Most farm organisations have called for conditions to be applied to the €100m Capital Investment Scheme fund in order for factories to draw down monies from it.

They said that the scheme was not on the agenda or discussed at the Beef Taskforce.

ICSA beef chair Edmund Graham said a set of terms and conditions must be attached to the €100m scheme.

There must also be full visibility around how the money will be used

“All farm schemes have strict conditions attached to them, and these conditions must be adhered to in order to draw down funds.

“There is no reason for this scheme to be any different,” he said.

“There must also be full visibility around how the money will be used and how it will lead to improved farm gate price.”

IFA president Tim Cullinan said the Minister for Agriculture “made it clear that this Enterprise Ireland fund was separate from any funding set aside for farmers for market disturbance arising from Brexit”, he said.

The IFA president did not call for conditions to be attached to the scheme but said “legislation around the new food ombudsman should compel the processors to give full disclosure”.

He said “the ridiculous inclusion of the 5% reduction clause in the BEAM scheme” will have to be addressed in the context of COVID-19.

ICMSA has raised transparency issues across the supply chain with Government consistently

ICMSA president Pat McCormack said whoever receives aid from this fund should be required to meet certain standards in relation to market transparency and that these should be included in the terms and conditions.

“ICMSA has raised transparency issues across the supply chain with Government consistently and – as recently as our national AGM – we raised the matter again with the Minister for Agriculture, Food and Marine,” he said.

INHFA

INHFA president Colm O’Donnell said “the conditionality attached to BEAM was designed by the European Commission and was offered as a restructuring of the Irish beef sector”, he said.

He added that the scheme ended up with 20% of an underspend, particularly from small-scale suckler farmers whose viability would have been affected by the reduction.

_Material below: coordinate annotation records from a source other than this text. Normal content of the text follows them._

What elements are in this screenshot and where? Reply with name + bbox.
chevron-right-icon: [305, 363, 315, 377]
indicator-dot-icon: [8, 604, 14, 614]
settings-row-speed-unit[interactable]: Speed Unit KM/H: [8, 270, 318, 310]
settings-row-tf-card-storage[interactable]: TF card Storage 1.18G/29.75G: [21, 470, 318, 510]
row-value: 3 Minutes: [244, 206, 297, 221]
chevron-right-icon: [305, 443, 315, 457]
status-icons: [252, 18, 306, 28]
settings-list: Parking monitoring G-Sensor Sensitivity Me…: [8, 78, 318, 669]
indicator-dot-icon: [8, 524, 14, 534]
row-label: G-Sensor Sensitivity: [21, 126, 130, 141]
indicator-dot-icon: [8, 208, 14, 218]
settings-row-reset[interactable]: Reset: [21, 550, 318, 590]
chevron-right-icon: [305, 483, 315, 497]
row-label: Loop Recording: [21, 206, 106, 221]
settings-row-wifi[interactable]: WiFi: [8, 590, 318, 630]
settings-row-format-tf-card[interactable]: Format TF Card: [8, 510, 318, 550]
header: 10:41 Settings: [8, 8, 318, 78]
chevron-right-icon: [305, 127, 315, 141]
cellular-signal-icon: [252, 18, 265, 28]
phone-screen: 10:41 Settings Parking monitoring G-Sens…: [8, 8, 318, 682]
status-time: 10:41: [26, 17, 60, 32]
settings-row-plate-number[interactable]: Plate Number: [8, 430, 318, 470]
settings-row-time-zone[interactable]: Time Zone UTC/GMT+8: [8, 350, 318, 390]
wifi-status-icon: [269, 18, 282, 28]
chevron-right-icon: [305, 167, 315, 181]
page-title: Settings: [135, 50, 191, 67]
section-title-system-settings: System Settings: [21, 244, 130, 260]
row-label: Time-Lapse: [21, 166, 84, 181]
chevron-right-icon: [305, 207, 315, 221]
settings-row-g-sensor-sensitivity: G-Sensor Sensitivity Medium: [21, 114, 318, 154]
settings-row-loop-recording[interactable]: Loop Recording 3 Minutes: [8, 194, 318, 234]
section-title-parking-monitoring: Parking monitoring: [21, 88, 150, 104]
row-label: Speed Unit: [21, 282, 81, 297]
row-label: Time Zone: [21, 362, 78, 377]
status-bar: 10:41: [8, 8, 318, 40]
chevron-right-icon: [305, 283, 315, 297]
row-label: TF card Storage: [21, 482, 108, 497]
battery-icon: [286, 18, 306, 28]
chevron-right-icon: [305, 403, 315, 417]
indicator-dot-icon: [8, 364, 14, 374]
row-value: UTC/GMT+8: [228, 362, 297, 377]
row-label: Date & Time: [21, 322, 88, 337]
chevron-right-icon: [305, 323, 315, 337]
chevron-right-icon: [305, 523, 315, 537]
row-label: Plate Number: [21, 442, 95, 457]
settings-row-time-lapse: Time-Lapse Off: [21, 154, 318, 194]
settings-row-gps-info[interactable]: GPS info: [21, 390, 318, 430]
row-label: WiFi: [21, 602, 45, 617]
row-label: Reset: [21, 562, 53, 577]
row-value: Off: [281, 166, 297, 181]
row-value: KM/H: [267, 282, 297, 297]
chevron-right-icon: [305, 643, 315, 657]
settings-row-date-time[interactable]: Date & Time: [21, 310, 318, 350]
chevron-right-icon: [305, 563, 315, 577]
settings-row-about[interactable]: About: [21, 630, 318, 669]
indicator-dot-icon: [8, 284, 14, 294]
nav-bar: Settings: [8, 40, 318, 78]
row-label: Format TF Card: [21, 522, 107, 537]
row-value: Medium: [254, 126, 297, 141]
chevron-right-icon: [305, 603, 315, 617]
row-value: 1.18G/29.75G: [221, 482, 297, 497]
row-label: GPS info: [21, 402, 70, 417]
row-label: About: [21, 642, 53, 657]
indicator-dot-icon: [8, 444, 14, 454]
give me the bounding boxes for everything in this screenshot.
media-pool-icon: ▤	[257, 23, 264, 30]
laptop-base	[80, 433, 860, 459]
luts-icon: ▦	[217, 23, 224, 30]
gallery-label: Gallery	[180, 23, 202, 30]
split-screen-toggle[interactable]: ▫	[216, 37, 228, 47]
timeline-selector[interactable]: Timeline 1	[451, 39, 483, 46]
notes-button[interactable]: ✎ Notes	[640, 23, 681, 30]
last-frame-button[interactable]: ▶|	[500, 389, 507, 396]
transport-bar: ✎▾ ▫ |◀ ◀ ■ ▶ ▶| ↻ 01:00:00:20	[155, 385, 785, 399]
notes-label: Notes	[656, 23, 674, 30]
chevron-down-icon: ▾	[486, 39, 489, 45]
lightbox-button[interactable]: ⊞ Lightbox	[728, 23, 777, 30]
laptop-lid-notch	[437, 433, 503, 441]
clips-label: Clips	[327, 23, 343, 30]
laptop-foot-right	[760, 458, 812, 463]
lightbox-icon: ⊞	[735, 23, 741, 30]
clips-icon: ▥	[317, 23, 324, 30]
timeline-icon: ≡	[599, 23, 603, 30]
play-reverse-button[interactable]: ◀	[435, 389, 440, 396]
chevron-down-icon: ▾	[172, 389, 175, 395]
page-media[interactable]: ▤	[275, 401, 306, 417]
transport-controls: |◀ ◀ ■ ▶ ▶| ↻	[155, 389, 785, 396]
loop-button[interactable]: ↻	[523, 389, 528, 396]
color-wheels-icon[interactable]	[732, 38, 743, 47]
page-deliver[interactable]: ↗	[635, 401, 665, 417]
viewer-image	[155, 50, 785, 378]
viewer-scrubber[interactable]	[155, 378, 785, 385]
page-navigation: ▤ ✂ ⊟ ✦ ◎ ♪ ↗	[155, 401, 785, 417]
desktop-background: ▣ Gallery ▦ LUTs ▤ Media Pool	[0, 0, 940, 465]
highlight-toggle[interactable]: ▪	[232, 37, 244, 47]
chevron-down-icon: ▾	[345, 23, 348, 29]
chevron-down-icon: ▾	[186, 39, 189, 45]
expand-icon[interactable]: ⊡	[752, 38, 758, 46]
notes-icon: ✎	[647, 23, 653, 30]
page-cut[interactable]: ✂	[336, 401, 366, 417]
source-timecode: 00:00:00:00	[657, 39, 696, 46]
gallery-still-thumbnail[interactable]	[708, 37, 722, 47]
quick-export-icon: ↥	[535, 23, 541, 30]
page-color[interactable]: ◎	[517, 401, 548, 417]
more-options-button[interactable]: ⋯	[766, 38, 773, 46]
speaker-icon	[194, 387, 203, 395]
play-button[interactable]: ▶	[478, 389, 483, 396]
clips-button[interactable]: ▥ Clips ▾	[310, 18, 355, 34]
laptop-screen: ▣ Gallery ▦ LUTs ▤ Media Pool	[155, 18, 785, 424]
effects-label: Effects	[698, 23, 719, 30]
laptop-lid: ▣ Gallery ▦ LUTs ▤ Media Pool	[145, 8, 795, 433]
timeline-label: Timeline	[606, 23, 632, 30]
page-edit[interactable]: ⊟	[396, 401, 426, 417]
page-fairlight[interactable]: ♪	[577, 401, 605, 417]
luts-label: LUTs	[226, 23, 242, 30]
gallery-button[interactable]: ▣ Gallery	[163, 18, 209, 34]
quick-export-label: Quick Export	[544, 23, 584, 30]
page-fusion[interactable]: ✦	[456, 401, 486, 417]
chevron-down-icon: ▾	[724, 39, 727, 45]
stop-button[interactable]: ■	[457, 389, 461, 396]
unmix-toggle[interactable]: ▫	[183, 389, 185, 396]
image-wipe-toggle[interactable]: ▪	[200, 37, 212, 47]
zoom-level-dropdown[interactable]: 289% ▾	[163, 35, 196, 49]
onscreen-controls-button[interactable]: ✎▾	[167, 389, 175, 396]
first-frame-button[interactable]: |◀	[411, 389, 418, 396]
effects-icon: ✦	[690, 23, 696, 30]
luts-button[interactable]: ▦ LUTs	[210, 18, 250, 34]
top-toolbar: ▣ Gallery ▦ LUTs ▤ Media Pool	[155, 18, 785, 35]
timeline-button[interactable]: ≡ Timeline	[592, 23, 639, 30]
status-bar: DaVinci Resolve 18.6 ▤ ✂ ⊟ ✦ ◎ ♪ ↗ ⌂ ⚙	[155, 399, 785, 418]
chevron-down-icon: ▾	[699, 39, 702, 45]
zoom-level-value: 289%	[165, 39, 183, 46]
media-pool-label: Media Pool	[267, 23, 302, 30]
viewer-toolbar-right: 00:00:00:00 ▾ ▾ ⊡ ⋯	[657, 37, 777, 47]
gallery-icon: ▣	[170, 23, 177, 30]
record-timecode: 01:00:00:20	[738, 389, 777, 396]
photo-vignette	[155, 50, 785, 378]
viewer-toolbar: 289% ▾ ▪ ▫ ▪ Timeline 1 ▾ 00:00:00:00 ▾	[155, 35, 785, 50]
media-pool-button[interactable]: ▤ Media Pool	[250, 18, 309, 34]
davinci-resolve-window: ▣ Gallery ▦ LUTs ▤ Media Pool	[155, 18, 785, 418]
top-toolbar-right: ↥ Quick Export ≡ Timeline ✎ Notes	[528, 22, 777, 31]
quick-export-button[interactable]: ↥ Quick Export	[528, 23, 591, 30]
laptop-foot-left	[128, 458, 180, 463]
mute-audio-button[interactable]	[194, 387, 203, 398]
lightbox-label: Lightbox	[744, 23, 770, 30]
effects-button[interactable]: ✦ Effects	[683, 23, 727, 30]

“The current €100m on offer to factories will see smaller operators shy away from this pot of money designed to help innovation and added value because of economies of scale similar to the BEAM fund,” he said.

Macra

A spokesperson for Macra said Macra’s position is the lack of transparency in the beef industry is not a matter of criteria for schemes but of application of competition law.

"Our focus remains on the development of proposed Food Ombudsman and the role they must play in bringing greater clarity to the breakdown in value of the supply chain."

Dermot O’Brien, one of the Beef Plan Movement representatives on the Beef Taskforce, said the fund was “a handover of state money to private companies with no apparent conditions”.